Editorial: Reactivar Chile desde las regiones
Editorial: Reactivar Chile desde las regiones A partir de la reunión sostenida esta semana entre los representantes de los distintos rubros que conforman la Confederación de la Producción y del Comercio (CPC) y el Presidente electo, José Antonio Kast, se ha abierto un espacio de diálogo que resulta especialmente relevante para las regiones. En el encuentro quedó en evidencia un diagnóstico compartido: Chile enfrenta un periodo de estancamiento económico que exige decisiones claras, tempranas y ejecutables desde el inicio del nuevo gobierno. Para la provincia y la región del Biobío, este debate no es abstracto ni lejano. En particular, la actividad agroforestal constituye una parte estructural de la identidad territorial, del empleo rural y de la seguridad alimentaria. Por ello, se espera que el gobierno entrante tenga una preocupación especial por estos rubros, entendiendo que su fortalecimien to es condición necesaria para cualquier estrategia de crecimiento equilibrado y descentralizado. El documento entregado al Mandatario electo por la CPC, denominado "Motores para los primeros 100 días", pone el acento en medidas habilitantes para reactivar la inversión, el crecimiento y el empleo formal. En ese marco, se reconoce que los primeros meses de gestión son una ventana clave para enviar señales claras en materia de seguridad, certeza jurídica y competitividad.

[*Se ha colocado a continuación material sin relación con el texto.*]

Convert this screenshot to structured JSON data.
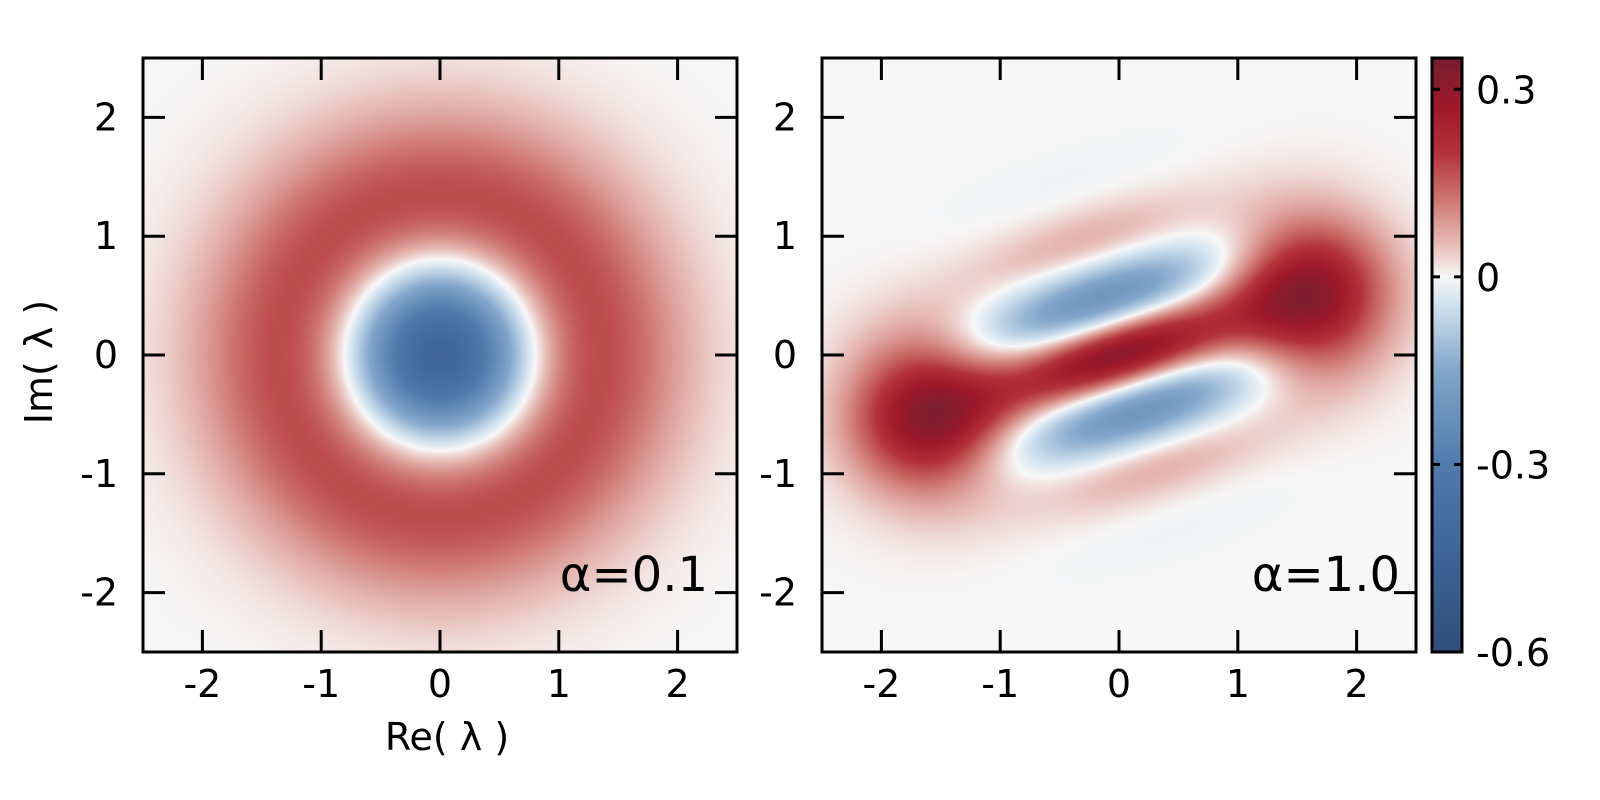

Estas variables, muchas veces discutidas en clave macroeconómica, tienen un impacto directo en la economía de Biobío, donde proyectos de riego, tecnificación, agroindustria y exportación se ven frenados por la incertidumbre normativa y la excesiva permisología.
No es casual que, entre las propuestas sectoriales, la Sociedad Nacional de Agricultura (SNA) destaque la urgencia de combatir la delincuencia rural, facilitar el empleo de temporada, asegurar disponibilidad de mano de obra y avanzar decididamente en un plan de inversión hídrica crítica. En una región golpeada recurrentemente por la escasez de agua y por episodios de violencia en sectores rurales, estas medidas son urgentes. Biobío necesita que la reactivación económica se mire desde el territorio. Apostar por la agricultura y sector forestal implica fortalecer encadenamientos productivos, generar empleo local, dinamizar exportaciones y otorgar estabilidad a miles de familias que dependen directa o indirectamente del campo. Ignorar esta realidad sería desperdiciar uno de los motores más potentes de desarrollo regional. El llamado al gobierno es que las señales de crecimiento, inversión y empleo habitualmente anunciadas en Santiago se traduzcan en políticas concretas para el mundo agrícola y forestal de Biobío. La recuperación del dinamismo económico que el país necesita pasa, necesariamente, por reconocer el rol estratégico de las regiones y por darle un lugar prioritario en la agenda de los primeros 100 días. F.